Tiny Ids Can Track Almost Anything
Alien Technology Corp. is at the forefront of manufacturing and marketing tiny radio chips that can be used as tracking devices.
Alien is producing 500 million chips for Gillette in order for them to track their product, but opponents, such as Katherine Albrecht, fear abuse of the new technology.
Albrecht is the director of Consumers Against Supermarket Privacy Invasion and Numbering, and believes the technology could lead to a gross invasion of privacy.
The new technology can get a fixed location for anything that the chip was attached to, from clothing to cars. The radio-frequency identification chips will soon be used to monitor stock at Wal-Mart, allowing the store to know what items need to be restocked and activating surveillance cameras if shoplifting is suspected.
The results of use in retail would be a more organized store with no more missing stock, responding to an increasing demand in a product immediately and helping prevent shoplifting.

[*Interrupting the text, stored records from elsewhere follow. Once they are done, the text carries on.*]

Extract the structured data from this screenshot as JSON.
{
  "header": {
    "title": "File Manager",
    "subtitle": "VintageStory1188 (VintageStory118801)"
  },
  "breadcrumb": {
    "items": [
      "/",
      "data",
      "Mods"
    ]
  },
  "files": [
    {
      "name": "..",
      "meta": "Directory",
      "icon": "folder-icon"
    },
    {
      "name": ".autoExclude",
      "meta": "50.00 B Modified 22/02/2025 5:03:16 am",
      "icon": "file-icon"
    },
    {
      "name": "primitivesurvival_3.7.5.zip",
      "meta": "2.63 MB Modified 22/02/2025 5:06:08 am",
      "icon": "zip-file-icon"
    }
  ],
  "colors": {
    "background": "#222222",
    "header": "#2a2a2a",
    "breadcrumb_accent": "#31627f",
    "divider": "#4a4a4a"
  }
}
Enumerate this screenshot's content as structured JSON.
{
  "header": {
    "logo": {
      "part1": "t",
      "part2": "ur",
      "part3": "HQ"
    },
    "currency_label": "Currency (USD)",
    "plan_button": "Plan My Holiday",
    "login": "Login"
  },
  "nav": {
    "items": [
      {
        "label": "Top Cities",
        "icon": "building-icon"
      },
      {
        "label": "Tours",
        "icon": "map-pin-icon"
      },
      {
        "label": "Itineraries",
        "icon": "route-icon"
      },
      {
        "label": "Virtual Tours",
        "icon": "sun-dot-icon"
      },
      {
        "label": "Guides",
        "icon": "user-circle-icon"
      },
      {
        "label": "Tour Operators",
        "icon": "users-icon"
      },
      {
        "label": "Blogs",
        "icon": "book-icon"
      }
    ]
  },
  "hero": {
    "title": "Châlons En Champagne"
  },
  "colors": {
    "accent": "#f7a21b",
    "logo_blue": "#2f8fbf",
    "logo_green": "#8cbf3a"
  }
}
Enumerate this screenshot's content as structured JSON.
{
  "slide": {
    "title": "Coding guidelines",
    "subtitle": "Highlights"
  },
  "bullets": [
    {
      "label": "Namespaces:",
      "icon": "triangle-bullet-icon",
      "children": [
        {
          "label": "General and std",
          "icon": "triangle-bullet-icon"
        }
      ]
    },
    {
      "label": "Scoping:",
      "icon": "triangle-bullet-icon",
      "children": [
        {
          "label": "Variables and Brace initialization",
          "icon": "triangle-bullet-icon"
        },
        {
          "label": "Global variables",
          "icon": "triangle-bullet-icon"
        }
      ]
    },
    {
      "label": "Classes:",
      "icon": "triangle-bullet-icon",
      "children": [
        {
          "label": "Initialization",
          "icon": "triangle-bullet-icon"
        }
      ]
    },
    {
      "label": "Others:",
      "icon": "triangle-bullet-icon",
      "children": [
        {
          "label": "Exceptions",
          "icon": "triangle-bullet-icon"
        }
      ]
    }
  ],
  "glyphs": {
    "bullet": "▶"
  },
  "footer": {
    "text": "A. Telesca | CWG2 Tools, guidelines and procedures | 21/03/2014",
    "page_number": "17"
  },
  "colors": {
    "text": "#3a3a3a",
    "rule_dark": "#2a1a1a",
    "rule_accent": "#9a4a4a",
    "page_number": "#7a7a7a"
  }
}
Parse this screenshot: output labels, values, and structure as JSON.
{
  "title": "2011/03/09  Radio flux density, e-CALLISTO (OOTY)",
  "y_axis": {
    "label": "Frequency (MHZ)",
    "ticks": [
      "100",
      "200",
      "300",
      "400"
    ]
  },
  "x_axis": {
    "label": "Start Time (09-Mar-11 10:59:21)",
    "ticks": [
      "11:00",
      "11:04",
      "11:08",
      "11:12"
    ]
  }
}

In an effort to protect privacy, some developers of RFID technology are experimenting with safeguards that would automatically turn a product off once it leaves the store, a step that, according to Albrecht, could be overlooked and lead to an invasion of consumer privacy.
The technology has been marketed to the military, who have used the chips in the wrist tags of injured soldiers as they tracked them from hospital to hospital, monitoring food and equipment deliveries, while the Department of Homeland Security has used the technology to hasten border crossing by embedding chips into identification cards, and could use it to keep track of airline personnel.
Abstracted by the National Law Enforcement and Corrections Technology Center(NLECTC) from the Washington Times (06/09/03) P. A1; Hudson, Audrey.